RESPONSE: Yes, they were aligned by eye. Lengths of avian mitochondrial sequences are very conserved and indels are relatively easy to place. We have added a sequence to indicate this.
L.205 typo phylogeny?
RESPONSE: Fixed
L.395 should be figure 5
RESPONSE: Fixed
Reviewer 3 Report
Gordon et al. present an study performed on 420 species of 18 orders of bird by comparing the evolution of transmembrane helices and extramembrane segments of their mitochondrial proteins with the aim to test the hypothesis that hydrophobic amino acids in mitochondrially encoded proteins to be associated with non-historical signals. In my opinion the analysis is very accurate and thorough and the relative conclusion convincing and relevant for the advancement of phylogenomic study of birds, and other taxa in general.
My a few comments are in the attached file.
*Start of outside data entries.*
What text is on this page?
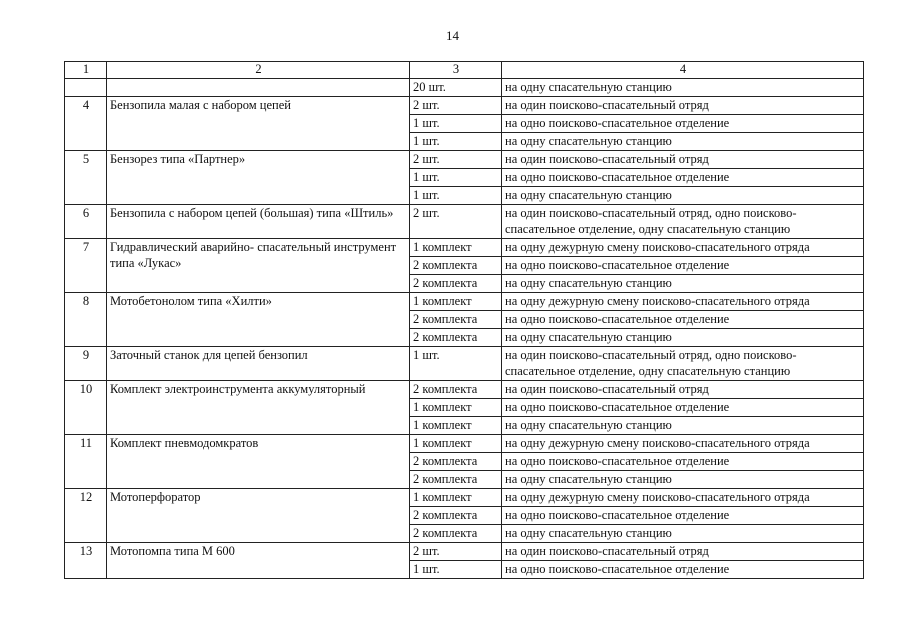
14
1	2	3	4
		20 шт.	на одну спасательную станцию
4	Бензопила малая с набором цепей	2 шт.	на один поисково-спасательный отряд
		1 шт.	на одно поисково-спасательное отделение
		1 шт.	на одну спасательную станцию
5	Бензорез типа «Партнер»	2 шт.	на один поисково-спасательный отряд
		1 шт.	на одно поисково-спасательное отделение
		1 шт.	на одну спасательную станцию
6	Бензопила с набором цепей (большая) типа «Штиль»	2 шт.	на один поисково-спасательный отряд, одно поисково-спасательное отделение, одну спасательную станцию
7	Гидравлический аварийно- спасательный инструмент типа «Лукас»	1 комплект	на одну дежурную смену поисково-спасательного отряда
		2 комплекта	на одно поисково-спасательное отделение
		2 комплекта	на одну спасательную станцию
8	Мотобетонолом типа «Хилти»	1 комплект	на одну дежурную смену поисково-спасательного отряда
		2 комплекта	на одно поисково-спасательное отделение
		2 комплекта	на одну спасательную станцию
9	Заточный станок для цепей бензопил	1 шт.	на один поисково-спасательный отряд, одно поисково-спасательное отделение, одну спасательную станцию
10	Комплект электроинструмента аккумуляторный	2 комплекта	на один поисково-спасательный отряд
		1 комплект	на одно поисково-спасательное отделение
		1 комплект	на одну спасательную станцию
11	Комплект пневмодомкратов	1 комплект	на одну дежурную смену поисково-спасательного отряда
		2 комплекта	на одно поисково-спасательное отделение
		2 комплекта	на одну спасательную станцию
12	Мотоперфоратор	1 комплект	на одну дежурную смену поисково-спасательного отряда
		2 комплекта	на одно поисково-спасательное отделение
		2 комплекта	на одну спасательную станцию
13	Мотопомпа типа М 600	2 шт.	на один поисково-спасательный отряд
		1 шт.	на одно поисково-спасательное отделение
Comments for author File: Comments.pdf
Author Response
Gordon et al. present an study performed on 420 species of 18 orders of bird by comparing the evolution of transmembrane helices and extramembrane segments of their mitochondrial proteins with the aim to test the hypothesis that hydrophobic amino acids in mitochondrially encoded proteins to be associated with non-historical signals. In my opinion the analysis is very accurate and thorough and the relative conclusion convincing and relevant for the advancement of phylogenomic study of birds, and other taxa in general.
My a few comments are in the attached file.
RESPONSE: We thank the reviewer for this positive evaluation, and we have addressed the concerns that the reviewer highlighted in the pdf. We chose not to make one specific change: the reviewer suggested that we move the statement “Arguably, mitochondrial sequence data have the greatest potential as sources of information for biodiversity studies near the tips of the vertebrate tree of life [84-86]. Thus, it would be desirable to assess the impact of protein structure on analyses of nucleotide data.” from section 3.4 to the introduction or discussion. We understand the reviewer’s point, but this is a really short statement that clarifies he transition from earlier sections to section 3.4, so we prefer to keep it where it is. We made all of the other changes that the reviewer recommended.